Image: Toby Morris

Bill English’s greatest legacy is clear: guiding NZ through global economic crisis

As finance minister, his decisions were crucial to our quick recovery. In choosing his replacement as National Party leader, the question is whether to try to emulate Jacinda Ardern or reach for something very different, writes former National cabinet minister Wayne Mapp.

What is Bill English’s political legacy? More than anything, it will undoubtedly be his tenure as minister of finance from 2008 to 2016. The National government took office in the middle of the largest financial shock for over 50 years. New Zealanders of a certain age tend to have bad memories of 1987, but that had a much smaller international impact than the global financial crisis. Throughout 2008 and 2009 central banks were struggling to prop up the financial system. Many economists were forecasting further doom.

As the new minister of finance, Bill English had to complete an instant financial stocktake. Three things were evident. First, New Zealand had low government debt, in large measure due to Michael Cullen having run continuous surpluses. Second, Labour’s commitments from the 2008 budget were completely unaffordable; even National’s more modest election commitments had to be wound back. Third, it was essential to maintain social and economic stability. That meant borrowing for the basics, but not for the frills. It would ultimately be tens of billions of dollars.

Bill presented these facts to Cabinet over a period of weeks in late 2008. He had the ability to cut through the financial jargon and present the whole picture clearly and without partisan political embellishment. These clear-sighted presentations, and what they meant for the country and National’s election commitments, cemented his reputation among his colleagues as the brains of the government. We had great faith in the coherency and accuracy of the presentations. As 2009 unfolded, it was clear that we could rely on Bill’s economic analysis and his forecasts. We knew what we could do, but also what we could not.

Cabinet was willing to borrow heavily to protect New Zealand’s social fabric at a time when it easily could have come under immense pressure. We did so because we could trust Bill’s economic analysis, as well as John Key’s intuition on market behaviour.

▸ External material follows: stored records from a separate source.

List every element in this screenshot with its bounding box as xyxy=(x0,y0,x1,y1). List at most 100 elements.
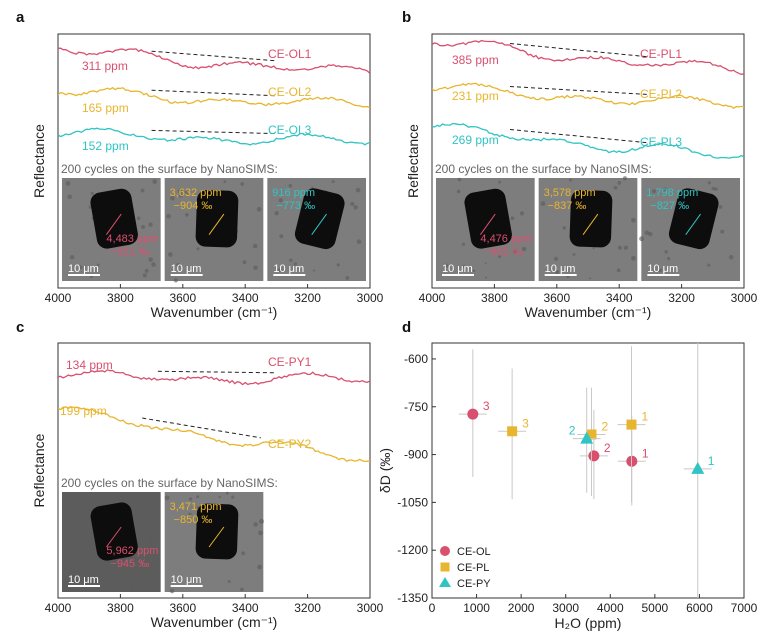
legend-marker xyxy=(440,546,450,556)
texture-grain xyxy=(521,246,527,252)
texture-grain xyxy=(662,187,667,192)
texture-grain xyxy=(592,246,595,250)
texture-grain xyxy=(461,242,466,246)
x-tick-label: 3800 xyxy=(107,291,134,305)
texture-grain xyxy=(196,495,200,499)
crystal-grain xyxy=(90,502,138,561)
plot-frame xyxy=(431,342,745,599)
scale-bar-label: 10 μm xyxy=(273,263,304,275)
x-tick-label: 6000 xyxy=(686,601,713,615)
texture-grain xyxy=(350,201,355,206)
texture-grain xyxy=(728,255,734,260)
nanosims-caption: 200 cycles on the surface by NanoSIMS: xyxy=(61,476,278,490)
texture-grain xyxy=(144,268,149,274)
sample-label: CE-PY1 xyxy=(268,355,312,369)
image-permil: −837 ‰ xyxy=(548,200,587,212)
x-tick-label: 3600 xyxy=(543,291,570,305)
x-tick-label: 5000 xyxy=(642,601,669,615)
texture-grain xyxy=(513,249,518,254)
texture-grain xyxy=(256,206,262,212)
texture-grain xyxy=(312,269,316,272)
nanosims-image: 10 μm 5,962 ppm−945 ‰ xyxy=(62,492,161,592)
texture-grain xyxy=(484,262,487,265)
texture-grain xyxy=(136,560,141,564)
spot-pointer xyxy=(208,526,225,548)
texture-grain xyxy=(257,564,263,570)
y-tick-label: -1350 xyxy=(397,591,428,605)
nanosims-image: 10 μm 1,798 ppm−827 ‰ xyxy=(639,178,740,281)
plot-frame xyxy=(57,33,371,289)
x-tick-label: 4000 xyxy=(419,291,446,305)
x-tick-label: 3200 xyxy=(294,601,321,615)
texture-grain xyxy=(356,239,362,244)
scale-bar-label: 10 μm xyxy=(171,574,202,586)
texture-grain xyxy=(184,190,189,195)
texture-grain xyxy=(130,588,135,592)
image-ppm: 916 ppm xyxy=(272,187,315,199)
panel-c: c Reflectance 4000 3800 3600 3400 3200 3000 Wave… xyxy=(16,319,384,630)
texture-grain xyxy=(108,501,111,504)
sample-label: CE-OL3 xyxy=(268,123,312,137)
image-ppm: 3,632 ppm xyxy=(170,187,222,199)
ppm-label: 311 ppm xyxy=(82,59,128,73)
baseline-CE-OL2 xyxy=(151,89,277,97)
texture-grain xyxy=(617,245,622,250)
baseline-CE-OL3 xyxy=(151,129,277,135)
point-label: 2 xyxy=(601,419,608,433)
nanosims-image: 10 μm 3,578 ppm−837 ‰ xyxy=(538,176,638,281)
plot-frame xyxy=(57,342,371,599)
texture-grain xyxy=(176,263,181,268)
point-label: 1 xyxy=(642,446,649,460)
texture-grain xyxy=(274,211,279,216)
texture-grain xyxy=(188,512,192,517)
baseline-CE-PL2 xyxy=(509,86,651,96)
texture-grain xyxy=(96,263,100,267)
texture-grain xyxy=(289,258,293,263)
texture-grain xyxy=(148,537,153,542)
nanosims-caption: 200 cycles on the surface by NanoSIMS: xyxy=(61,162,278,176)
crystal-grain xyxy=(195,189,239,248)
x-axis-label: Wavenumber (cm⁻¹) xyxy=(151,304,278,320)
scale-bar-label: 10 μm xyxy=(647,263,678,275)
spot-pointer xyxy=(582,213,599,235)
spectrum-CE-OL2 xyxy=(58,86,370,109)
x-tick-label: 7000 xyxy=(731,601,758,615)
texture-grain xyxy=(666,256,671,261)
x-tick-label: 3400 xyxy=(606,291,633,305)
x-tick-label: 3400 xyxy=(232,291,259,305)
sample-label: CE-PL2 xyxy=(640,87,682,101)
texture-grain xyxy=(519,211,525,216)
baseline-CE-OL1 xyxy=(151,50,277,62)
data-point-CE-PL xyxy=(507,426,518,437)
texture-grain xyxy=(648,231,653,237)
texture-grain xyxy=(148,257,153,262)
x-tick-label: 4000 xyxy=(45,291,72,305)
texture-grain xyxy=(253,522,258,527)
x-tick-label: 3800 xyxy=(481,291,508,305)
data-point-CE-PY xyxy=(691,461,705,474)
crystal-grain xyxy=(569,189,613,248)
point-label: 3 xyxy=(522,416,529,430)
crystal-grain xyxy=(195,503,239,560)
texture-grain xyxy=(278,198,283,203)
nanosims-image: 10 μm 4,483 ppm−921 ‰ xyxy=(62,178,161,281)
texture-grain xyxy=(568,178,572,182)
x-tick-label: 3000 xyxy=(552,601,579,615)
y-tick-label: -1200 xyxy=(397,543,428,557)
texture-grain xyxy=(152,179,158,184)
x-tick-label: 3000 xyxy=(357,601,384,615)
texture-grain xyxy=(277,267,283,273)
y-tick-label: -750 xyxy=(404,400,428,414)
texture-grain xyxy=(164,495,170,501)
texture-grain xyxy=(472,269,476,273)
x-tick-label: 3400 xyxy=(232,601,259,615)
texture-grain xyxy=(132,556,137,560)
texture-grain xyxy=(711,186,715,191)
texture-grain xyxy=(498,255,501,259)
x-axis-label: Wavenumber (cm⁻¹) xyxy=(525,304,652,320)
texture-grain xyxy=(90,191,94,196)
spectrum-CE-OL3 xyxy=(58,127,370,146)
texture-grain xyxy=(355,187,361,193)
point-label: 2 xyxy=(604,441,611,455)
texture-grain xyxy=(231,495,235,499)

The combination of sound economic forecasting, tax and regulation cut-backs, and John’s understanding of financial markets meant that New Zealand came out of the recession faster than most other developed nations. This had not normally been the case. Typically, New Zealand had been a laggard in recovering from a recession. The fact that we weren’t this time is largely due to the skilled economic leadership that Bill showed at this time.

It is easy to now think that anyone could have done this. That Bill English was no better than anyone else would have been. But in reality, the choices people make do matter. If New Zealand had borrowed, regulated and taxed to the extent of the Europeans, we would still be struggling to recover from the GFC. This is a test the current government is likely to face in coming years.

Bill’s time as leader and prime minister in the last year largely put to bed the bad memories of 2002. With an election result of 44% of the vote, 7% ahead of Labour, Bill might have expected to be able to continue as prime minister. That Winston Peters, despite his antipathy toward National, would realise that there was a lot at risk if he changed the government. That was not to be. Winston had too many bitter memories from 2008 and the Privileges Committee hearing leading to his departure from parliament for him to choose National.

A change of government will always cause leaders to take stock. Is it credible or plausible to hold on with the promise of winning at the next election?

Beating a new government in just three years is a big ask. It does happen, as in 1960 and in 1975, when National defeated Labour in both cases. But it typically requires the government to be an obvious and spectacular failure. Bill has presumably judged that the prospect of winning in 2020 is not certain enough to warrant staying. A 50/50 shot would not be enough of an enticement.

What of the future for National? Within two weeks, the National caucus has to choose a new leader. Already the pundits are speculating on the choices. Does National have the best chance by emulating Labour with youth adjacent leadership, or is an opposite choice a better option?

Because there is no obvious successor to Bill, this will be a hard choice for the caucus. National is only 2% or 3% away from being back in government. But retaining existing support as well as building new support will be an immense challenge for the new leadership. As with all contests, it will require both luck and skill.

Bill English had immense amounts of the latter, but he did not always have the former. It will be in the role of minister of finance, where it was his skills that came to the fore that he will be best remembered. The nation owes him that.